Employers are split down the middle over whether to agree a pay deal for 500,000 construction workers, CN understands.
The latest meeting of the 2012 Construction Industry Joint Council pay talks took place last week, with agreement yet to be reached between unions and employers.
Construction union Ucatt has called for calm from workers, but promised that if a negotiated settlement cannot be reached “they would not flinch from taking appropriate action”.
The CIJC is the largest construction industry agreement covering the pay and terms of conditions of up to 500,000 workers.

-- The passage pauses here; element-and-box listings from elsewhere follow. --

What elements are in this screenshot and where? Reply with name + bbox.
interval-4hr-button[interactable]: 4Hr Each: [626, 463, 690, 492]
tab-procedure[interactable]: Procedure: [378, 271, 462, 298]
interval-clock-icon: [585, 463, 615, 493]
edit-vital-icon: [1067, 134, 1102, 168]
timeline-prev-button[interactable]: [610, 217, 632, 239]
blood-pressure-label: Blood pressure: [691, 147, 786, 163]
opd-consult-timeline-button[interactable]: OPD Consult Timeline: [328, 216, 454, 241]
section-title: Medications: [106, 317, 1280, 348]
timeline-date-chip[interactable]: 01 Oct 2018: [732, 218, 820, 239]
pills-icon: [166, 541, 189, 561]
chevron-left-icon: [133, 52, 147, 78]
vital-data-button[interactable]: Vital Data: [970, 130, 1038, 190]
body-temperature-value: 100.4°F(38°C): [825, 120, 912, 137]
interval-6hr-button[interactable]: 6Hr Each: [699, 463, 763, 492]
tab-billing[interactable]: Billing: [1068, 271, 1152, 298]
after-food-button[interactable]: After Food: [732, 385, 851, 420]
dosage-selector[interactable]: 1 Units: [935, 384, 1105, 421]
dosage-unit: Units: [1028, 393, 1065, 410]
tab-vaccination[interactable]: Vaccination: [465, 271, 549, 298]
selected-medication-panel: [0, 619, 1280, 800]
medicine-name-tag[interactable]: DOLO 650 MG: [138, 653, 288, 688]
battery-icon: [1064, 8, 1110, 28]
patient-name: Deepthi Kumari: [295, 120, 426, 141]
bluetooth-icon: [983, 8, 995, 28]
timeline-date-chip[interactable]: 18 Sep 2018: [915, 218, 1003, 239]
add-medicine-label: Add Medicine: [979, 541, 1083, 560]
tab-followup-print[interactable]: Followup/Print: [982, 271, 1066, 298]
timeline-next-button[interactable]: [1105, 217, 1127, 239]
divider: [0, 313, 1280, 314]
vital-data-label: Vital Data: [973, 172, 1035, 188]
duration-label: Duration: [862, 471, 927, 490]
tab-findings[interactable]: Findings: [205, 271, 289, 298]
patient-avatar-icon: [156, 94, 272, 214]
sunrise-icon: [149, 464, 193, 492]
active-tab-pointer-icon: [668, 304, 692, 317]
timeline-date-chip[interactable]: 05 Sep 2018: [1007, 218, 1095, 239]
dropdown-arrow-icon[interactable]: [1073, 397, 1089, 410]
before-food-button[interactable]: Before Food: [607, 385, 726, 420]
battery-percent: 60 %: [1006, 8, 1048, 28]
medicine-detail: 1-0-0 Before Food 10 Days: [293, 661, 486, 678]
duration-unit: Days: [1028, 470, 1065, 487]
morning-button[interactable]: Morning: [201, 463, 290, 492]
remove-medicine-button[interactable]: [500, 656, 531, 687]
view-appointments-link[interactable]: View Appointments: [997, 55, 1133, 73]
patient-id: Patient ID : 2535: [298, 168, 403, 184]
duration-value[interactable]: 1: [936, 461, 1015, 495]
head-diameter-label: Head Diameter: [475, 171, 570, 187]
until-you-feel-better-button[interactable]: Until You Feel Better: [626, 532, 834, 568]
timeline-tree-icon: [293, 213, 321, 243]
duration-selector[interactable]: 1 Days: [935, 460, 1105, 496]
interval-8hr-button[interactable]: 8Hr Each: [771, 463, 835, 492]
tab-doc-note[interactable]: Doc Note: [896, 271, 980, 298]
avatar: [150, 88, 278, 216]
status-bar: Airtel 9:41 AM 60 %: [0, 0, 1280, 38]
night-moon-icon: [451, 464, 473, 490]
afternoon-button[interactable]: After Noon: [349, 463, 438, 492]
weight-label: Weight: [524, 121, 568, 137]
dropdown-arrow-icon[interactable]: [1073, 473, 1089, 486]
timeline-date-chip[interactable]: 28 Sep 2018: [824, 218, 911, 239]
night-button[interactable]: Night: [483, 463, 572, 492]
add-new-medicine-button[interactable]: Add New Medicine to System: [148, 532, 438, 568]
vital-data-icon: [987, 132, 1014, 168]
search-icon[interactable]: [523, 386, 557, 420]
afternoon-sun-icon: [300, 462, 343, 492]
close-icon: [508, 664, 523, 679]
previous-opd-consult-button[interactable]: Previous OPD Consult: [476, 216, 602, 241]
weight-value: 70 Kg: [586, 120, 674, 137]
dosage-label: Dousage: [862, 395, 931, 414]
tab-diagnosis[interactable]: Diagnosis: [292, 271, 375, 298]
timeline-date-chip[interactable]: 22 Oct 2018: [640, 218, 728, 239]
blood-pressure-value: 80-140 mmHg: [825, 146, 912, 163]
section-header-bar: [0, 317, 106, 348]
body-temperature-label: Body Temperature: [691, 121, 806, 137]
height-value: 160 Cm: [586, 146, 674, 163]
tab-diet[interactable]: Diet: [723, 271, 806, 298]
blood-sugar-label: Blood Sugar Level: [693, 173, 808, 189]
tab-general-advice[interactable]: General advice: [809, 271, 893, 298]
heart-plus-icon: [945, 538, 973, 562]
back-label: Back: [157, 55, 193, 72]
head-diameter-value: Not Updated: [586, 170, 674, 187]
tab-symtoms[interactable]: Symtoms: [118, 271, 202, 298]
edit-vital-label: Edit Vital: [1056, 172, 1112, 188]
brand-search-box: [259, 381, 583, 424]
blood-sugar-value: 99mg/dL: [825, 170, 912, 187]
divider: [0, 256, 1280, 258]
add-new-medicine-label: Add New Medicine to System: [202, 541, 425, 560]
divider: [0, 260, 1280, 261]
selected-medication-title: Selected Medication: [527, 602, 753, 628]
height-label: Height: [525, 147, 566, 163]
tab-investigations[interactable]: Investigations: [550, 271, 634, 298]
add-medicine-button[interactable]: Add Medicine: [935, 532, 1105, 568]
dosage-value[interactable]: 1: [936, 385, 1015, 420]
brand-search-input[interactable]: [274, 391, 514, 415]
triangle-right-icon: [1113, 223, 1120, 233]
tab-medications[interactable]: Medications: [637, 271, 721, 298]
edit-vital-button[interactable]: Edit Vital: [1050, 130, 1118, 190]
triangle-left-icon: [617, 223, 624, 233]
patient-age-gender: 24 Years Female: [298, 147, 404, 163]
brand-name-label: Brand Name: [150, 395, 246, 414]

It sees unions including Ucatt and Unite around the table with nine employers’ associations, such as the UK Contractors Group, Civil Engineering Contractors Association, the Home Builders Federation, along with the National Access Scaffolding Confederation, the National Association of Shopfitters and the Painting & Decorating Association.
After the first meeting, employers refused a pay rise, saying industry faces more cutbacks, redundancies and liquidations – and companies are trading at negative margins “just to try and stay afloat”. The talks were adjourned until last week.
CN understands there is now a split between the larger employers, who are in favour of a deal, and the bodies representing smaller firms.
The union would not provide any details on the threat of “appropriate action”, or whether the hard core is attempting to emulate the protests seen over reforms to the M&E sector through the Building Engineering Services National Agreement(Besna).
Steve Murphy, general secretary of construction union UCATT, said: “There is growing anger among construction workers about low pay. The employers must return to the negotiating table with a decent pay offer.”
A further pay negotiation meeting has been scheduled for Tuesday (26 June).
The council agreed a pay increase of 1.5 per cent last year.